Ramesh Mengawade, CEO of ECS and its parent company, Opus Software Solutions, could not be reached through his assistant or by email on Saturday. Calls to the mobile phone of another company official were not answered.

enStage, which is incorporated in Cupertino, California, is the company that processed card payments for Bank of Muscat, according to a source close to the bank.

Bank of Muscat lost $40 million in a coordinated heist on February 19, according to Thursday's indictment. Officials at enStage could not be reached, either in Bangalore or in Cupertino.

enStage's CEO Govind Setlur has been quoted as saying in a media report that the company has implemented security enhancements and monitoring since the theft. "Our customers were adversely affected by this sophisticated crime," Setlur was quoted as saying. "We are deeply committed to information security, and we will continue to take all reasonable measures to ensure our networks are secured from criminal actors."

More work for big processors?
Bank of Muscat has not commented on the case.

MasterCard, the network under which the cards used in the heist were issued, has said its security was not compromised. ECS said MasterCard bought a 12.5 percent stake in it in 2010.

Cyber security experts said the global scope and speed of the $45-million bank theft was unprecedented. The global gang had operatives in 27 countries who fanned out to thousands of ATMs in a matter of hours, withdrawing money using fraudulent prepaid debit cards, according to US prosecutors.

The US Justice Department gave details of the heist on Thursday in an indictment against eight men accused of being the New York cell of the organisation. The department said seven of the men have been arrested.

The ringleaders of the global operation were believed to be outside the US, but US prosecutors have declined to give details, citing the continuing investigation. Germany is the only other country so far to announce arrests.

Eddie Schwartz, chief information security officer for RSA Inc, a firm that helps banks fight payment card fraud, said that it is not surprising that hackers would target banks that rely on Indian firms to process transactions.

Schwartz, who is based in Washington, said there is not as much government oversight in India as there is in the US and Western Europe.

"Hackers view India as a target. It's got a fast-moving economy, a fast-moving IT infrastructure," said Schwartz.
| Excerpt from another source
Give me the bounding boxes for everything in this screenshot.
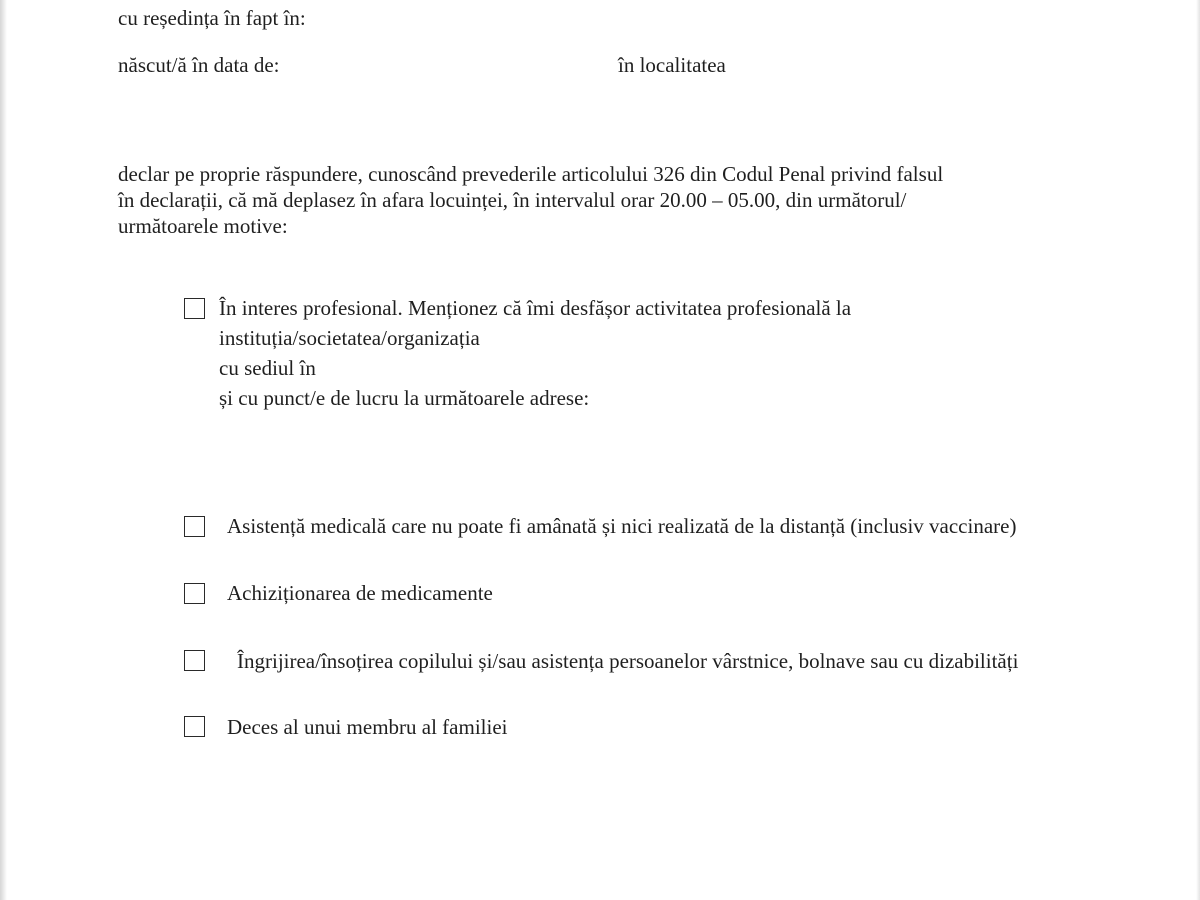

Madeline Aufseeser, a senior analyst with Aite Group who follows payments processors, said she was relieved to learn that the case appeared to be limited to smaller processors.

"It looks like an isolated, very targeted incident," she said, noting that the major firms in the industry have highly sophisticated protocols to limit fraud damages.
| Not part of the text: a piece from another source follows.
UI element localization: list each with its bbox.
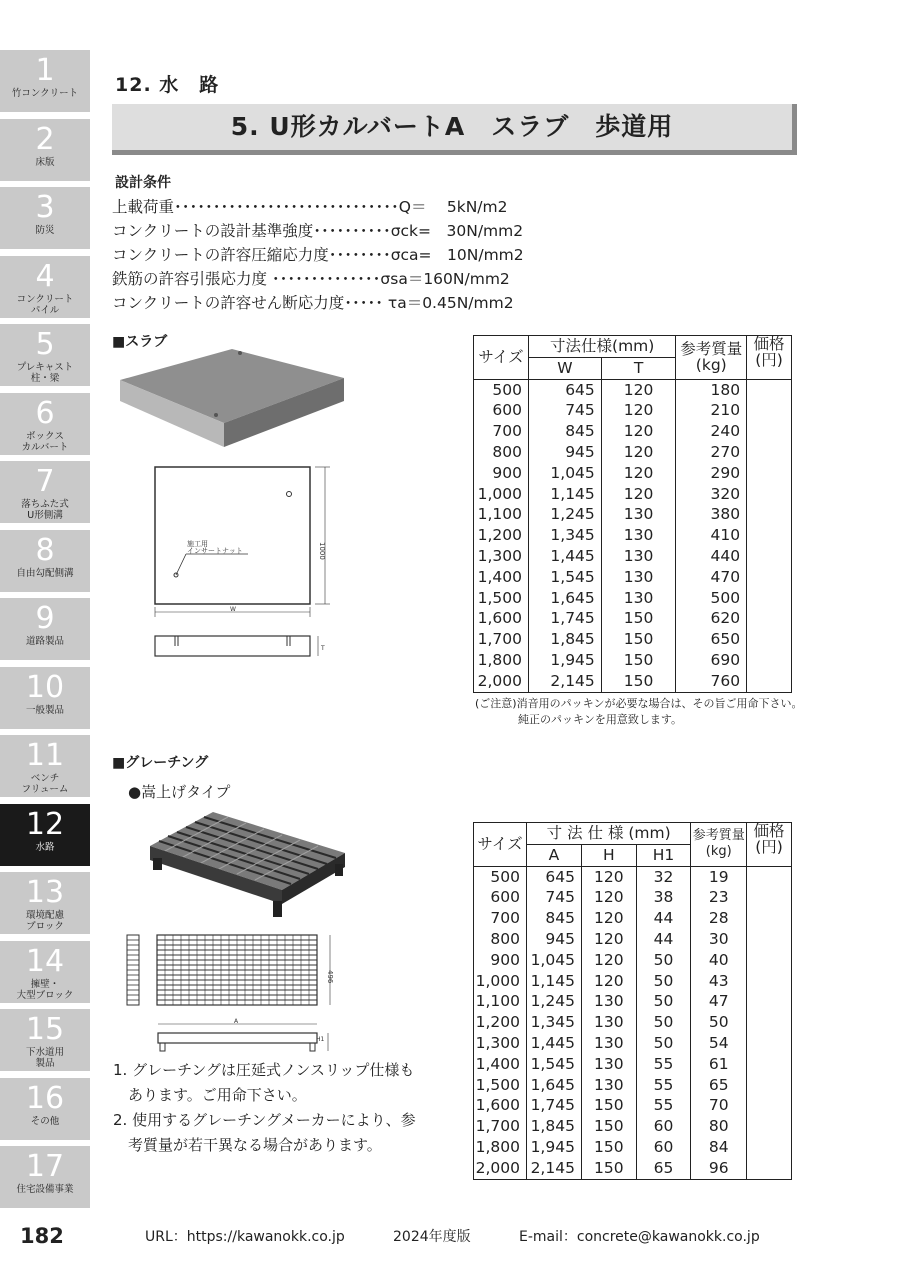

The big players include First Data Corp, FIS, Galileo Mastercard Inc's Mastercard Integrated Processing Solutions, Tsys and Visa Inc's Visa Debit Processing Service.

Philip Philliou, managing partner of Philliou Partners LLC, a firm that helps banks and retailers select payment processors, predicted smaller processing firms will lose business as a result of this theft. Banks will decide they are not willing to assume the additional risk that comes with using smaller firms, he said.